Royal NavyUnited Kingdom
- Name: Howe
- Ordered: 3 April 1854
- Builder: HM Dockyard, Pembroke
- Laid down: 10 March 1856
- Launched: 7 March 1860
- Completed: 16 August 1860
- Commissioned: 3 May 1860
- Renamed: Bulwark, 3 December 1885; Impregnable, 27 September 1886; Bulwark, December 1919;
- Fate: Sold for scrap, 18 February 1921

General characteristics
- Class & type: Victoria-class ship of the line
- Tons burthen: 4,245 31⁄94 bm
- Length: 260 ft (79.2 m) (o/a)
- Beam: 61 ft 1 in (18.6 m)
- Draught: 20 ft 9 in (6.3 m)
- Depth of hold: 26 ft 10 in (8.2 m)
- Installed power: 8 boilers; 4,564 ihp (3,403 kW; 4,627 PS);
- Propulsion: 1 propeller shaft; 1 trunk steam engine
- Sail plan: Full-rigged ship
- Speed: 13.6 knots (25.2 km/h; 15.7 mph)
- Complement: 1,000 officers and ratings
- Armament: Lower gun deck: 32 × 8 in (203 mm) shell guns; Middle gun deck: 30 × 8 in guns; Upper gun deck: 32 × 32 pdr guns; Quarter deck & Forecastle: 26 × 32 pdr guns, 1 × 68 pdr gun;

= HMS Howe (1860) =

Ship of the line of the British Royal Navy

HMS Howe was a 121-gun, screw first-rate built for the Royal Navy (RN) during the 1850s. She and her sister HMS Victoria were the first and only British three-decker ships of the line to be designed from the start for screw propulsion.
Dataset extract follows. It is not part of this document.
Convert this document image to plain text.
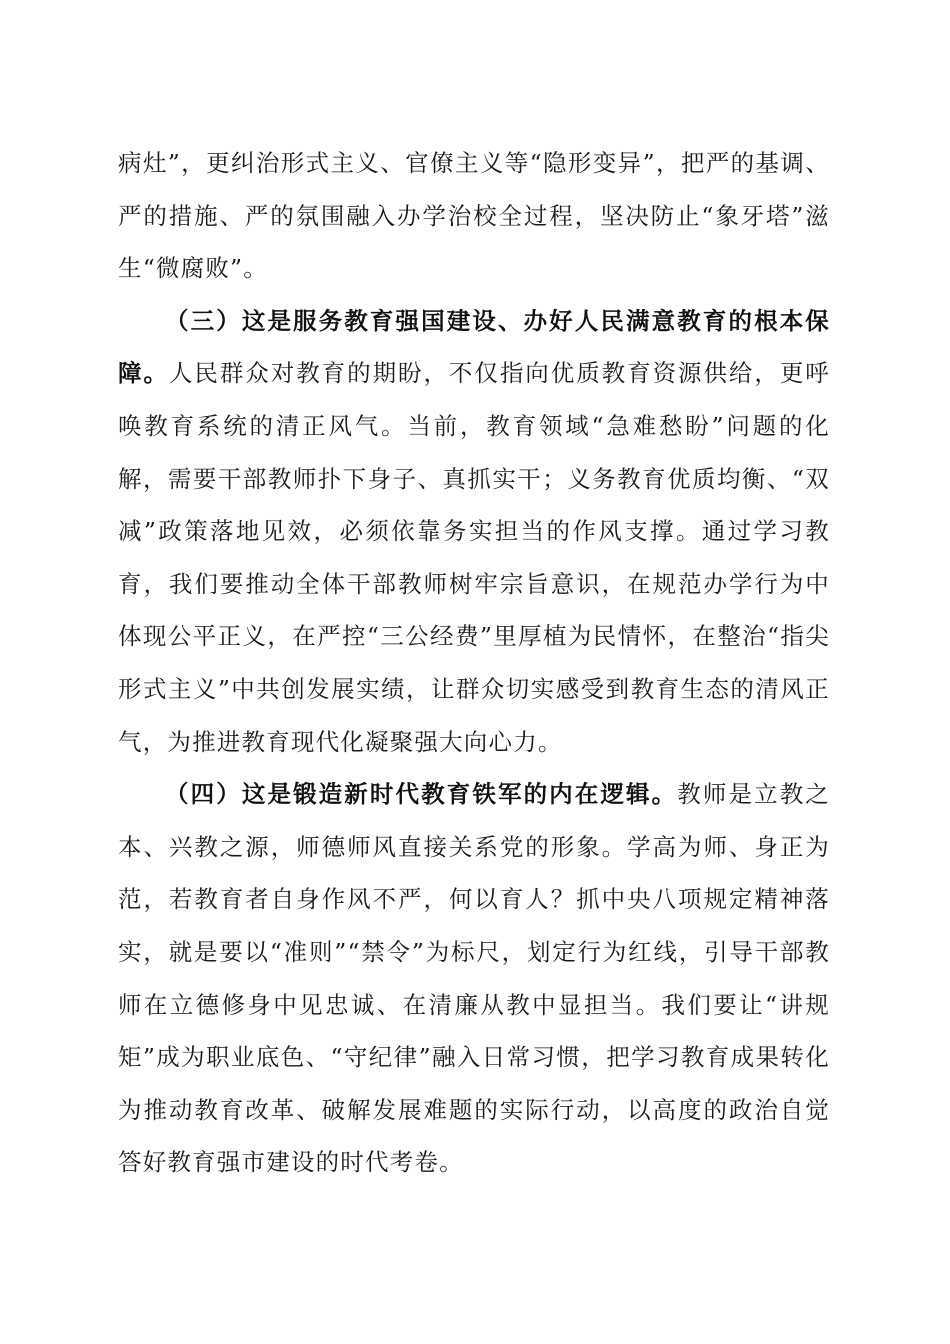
病灶”，更纠治形式主义、官僚主义等“隐形变异”，把严的基调、严的措施、严的氛围融入办学治校全过程，坚决防止“象牙塔”滋生“微腐败”。

（三）这是服务教育强国建设、办好人民满意教育的根本保障。人民群众对教育的期盼，不仅指向优质教育资源供给，更呼唤教育系统的清正风气。当前，教育领域“急难愁盼”问题的化解，需要干部教师扑下身子、真抓实干；义务教育优质均衡、“双减”政策落地见效，必须依靠务实担当的作风支撑。通过学习教育，我们要推动全体干部教师树牢宗旨意识，在规范办学行为中体现公平正义，在严控“三公经费”里厚植为民情怀，在整治“指尖形式主义”中共创发展实绩，让群众切实感受到教育生态的清风正气，为推进教育现代化凝聚强大向心力。

（四）这是锻造新时代教育铁军的内在逻辑。教师是立教之本、兴教之源，师德师风直接关系党的形象。学高为师、身正为范，若教育者自身作风不严，何以育人？抓中央八项规定精神落实，就是要以“准则”“禁令”为标尺，划定行为红线，引导干部教师在立德修身中见忠诚、在清廉从教中显担当。我们要让“讲规矩”成为职业底色、“守纪律”融入日常习惯，把学习教育成果转化为推动教育改革、破解发展难题的实际行动，以高度的政治自觉答好教育强市建设的时代考卷。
Howe never served on active duty during her lifetime. She spent her early career as the flagship of the Reserve fleet before being renamed Bulwark in 1885. The ship was renamed a second time to Impregnable the following year and became a training ship, but briefly reverted to Bulwark in 1919 before being sold for scrap in 1921.

== Description ==
Howe measured 260 ft on the gundeck and 219 ft 10 in on the keel. She had a beam of 61 ft 1 in, a maximum draught of 21 ft 2 in, and a depth of hold of 26 ft 10 in. The ship had a tonnage of 4,245 31/94 tons burthen. The great size of the Victoria class required that their hulls be reinforced by thick diagonal wrought-iron straps. The armament of the ships consisted of thirty-two 8 in shell guns on her lower gun deck, thirty 8-inch shell guns on the middle gun deck and thirty-two 32-pounder (56 cwt) guns on her upper gun deck. Between their forecastle and quarterdeck, they carried twenty-six 32-pounder (42 cwt) guns and a single 68-pounder (95 cwt) gun on a pivot mount. Their crew numbered 1000 officers and ratings.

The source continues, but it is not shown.